The National Park Service manages the largest number of constructed assets of any civilian agency in the federal government, operating and maintaining over 67,000 structures, 4 million landscape acres, 17,000 miles of trails, and 3,000 utility systems across 403 national park units. To ensure a servicewide comprehensive management strategy, the National Park Service released the Green Parks Plan on Earth Day 2012.
The Green Parks Plan (PDF - 3.5KB) outlines a collective vision and a long-term strategic plan for sustainable management of our operations. The goals and objectives within the plan, such as "Be Climate Friendly and Climate Ready" and "Foster Sustainability beyond Our Boundaries," support reducing greenhouse gas emissions while sharing and encouraging park neighbors and visitors to take steps toward including sustainable actions in their communities.
Over the past year, parks like San Antonio Missions National Historical Park have made great progress toward meeting goals outlined in the plan. From initiating a bicycle rental partnerships to transitioning to propane-powered mowers, San Antonio Missions takes alternative fueled vehicles to the next level.
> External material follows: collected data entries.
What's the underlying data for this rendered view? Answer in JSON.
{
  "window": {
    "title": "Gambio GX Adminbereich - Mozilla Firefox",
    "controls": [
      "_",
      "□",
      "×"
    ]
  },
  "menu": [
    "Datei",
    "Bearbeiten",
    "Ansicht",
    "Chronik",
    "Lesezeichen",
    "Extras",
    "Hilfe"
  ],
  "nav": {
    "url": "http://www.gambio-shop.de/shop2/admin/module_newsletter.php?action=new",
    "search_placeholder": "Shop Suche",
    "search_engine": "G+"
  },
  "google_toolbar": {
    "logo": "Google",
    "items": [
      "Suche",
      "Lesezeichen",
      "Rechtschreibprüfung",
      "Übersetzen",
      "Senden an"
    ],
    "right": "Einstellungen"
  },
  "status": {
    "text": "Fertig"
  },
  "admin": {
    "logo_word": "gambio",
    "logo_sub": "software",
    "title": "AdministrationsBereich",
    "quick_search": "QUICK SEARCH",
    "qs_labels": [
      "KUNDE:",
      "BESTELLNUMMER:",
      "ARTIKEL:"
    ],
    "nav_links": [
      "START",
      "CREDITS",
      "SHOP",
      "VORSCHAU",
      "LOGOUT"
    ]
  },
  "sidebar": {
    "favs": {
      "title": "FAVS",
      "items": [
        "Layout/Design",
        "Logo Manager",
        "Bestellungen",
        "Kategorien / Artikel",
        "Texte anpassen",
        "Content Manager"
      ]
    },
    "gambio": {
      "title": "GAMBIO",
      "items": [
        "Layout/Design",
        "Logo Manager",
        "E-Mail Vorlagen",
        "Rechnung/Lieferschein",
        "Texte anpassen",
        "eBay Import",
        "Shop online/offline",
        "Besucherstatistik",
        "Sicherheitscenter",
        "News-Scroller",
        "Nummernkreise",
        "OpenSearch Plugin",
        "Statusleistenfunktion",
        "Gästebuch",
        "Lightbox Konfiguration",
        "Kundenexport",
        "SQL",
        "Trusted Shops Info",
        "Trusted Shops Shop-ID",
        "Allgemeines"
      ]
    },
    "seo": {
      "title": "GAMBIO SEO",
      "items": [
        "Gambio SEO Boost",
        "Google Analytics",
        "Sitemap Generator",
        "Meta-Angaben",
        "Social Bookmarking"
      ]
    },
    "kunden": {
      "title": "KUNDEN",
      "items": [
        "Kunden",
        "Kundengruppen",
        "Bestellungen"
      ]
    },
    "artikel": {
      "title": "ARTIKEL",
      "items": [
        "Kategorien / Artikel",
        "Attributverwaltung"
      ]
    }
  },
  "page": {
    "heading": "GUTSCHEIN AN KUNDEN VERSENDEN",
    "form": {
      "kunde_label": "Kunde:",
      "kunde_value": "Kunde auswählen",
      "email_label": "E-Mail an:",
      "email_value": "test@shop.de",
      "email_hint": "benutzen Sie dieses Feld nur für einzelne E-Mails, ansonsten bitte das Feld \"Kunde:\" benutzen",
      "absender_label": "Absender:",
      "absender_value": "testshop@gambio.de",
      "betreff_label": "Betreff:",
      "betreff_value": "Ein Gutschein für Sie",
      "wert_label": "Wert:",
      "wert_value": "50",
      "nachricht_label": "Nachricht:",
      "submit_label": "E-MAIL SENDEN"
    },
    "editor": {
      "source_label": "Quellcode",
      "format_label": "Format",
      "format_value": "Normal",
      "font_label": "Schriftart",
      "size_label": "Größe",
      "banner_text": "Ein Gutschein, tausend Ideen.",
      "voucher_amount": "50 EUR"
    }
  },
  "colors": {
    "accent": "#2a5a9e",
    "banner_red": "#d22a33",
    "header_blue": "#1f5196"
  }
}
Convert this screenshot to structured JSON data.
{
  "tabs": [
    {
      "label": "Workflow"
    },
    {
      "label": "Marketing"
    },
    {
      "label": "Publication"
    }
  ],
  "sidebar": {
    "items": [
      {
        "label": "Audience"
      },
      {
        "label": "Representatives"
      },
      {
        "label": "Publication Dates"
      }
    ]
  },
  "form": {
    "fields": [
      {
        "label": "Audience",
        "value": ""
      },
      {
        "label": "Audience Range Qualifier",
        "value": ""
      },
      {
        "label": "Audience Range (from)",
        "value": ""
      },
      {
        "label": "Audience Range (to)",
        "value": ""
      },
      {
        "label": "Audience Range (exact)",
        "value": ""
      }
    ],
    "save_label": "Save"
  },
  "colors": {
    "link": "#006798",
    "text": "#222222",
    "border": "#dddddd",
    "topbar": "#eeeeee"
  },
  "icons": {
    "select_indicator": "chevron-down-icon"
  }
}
In 2012, the park partnered with the city of San Antonio and the B-Cycle Bike Share to initiate the "B-Cycle Mission Reach Expansion Project." Incorporating eight miles of non-motorized recreation, the project encourages visitors to explore the park while reducing their carbon footprint. Additionally, the park uses three propane mowers, covering 270 acres a year, to reduce petroleum use—also achieving a 50 percent savings in fuel costs annually. The park's partnership with the DOE Clean Cities Program also helps reduce GHG emissions by replacing two gasoline vehicles with alternative fueled vehicles and installing a public electric vehicle charging station. By 2014, 40 percent or more of the park's fleet comprise alternative fueled vehicles.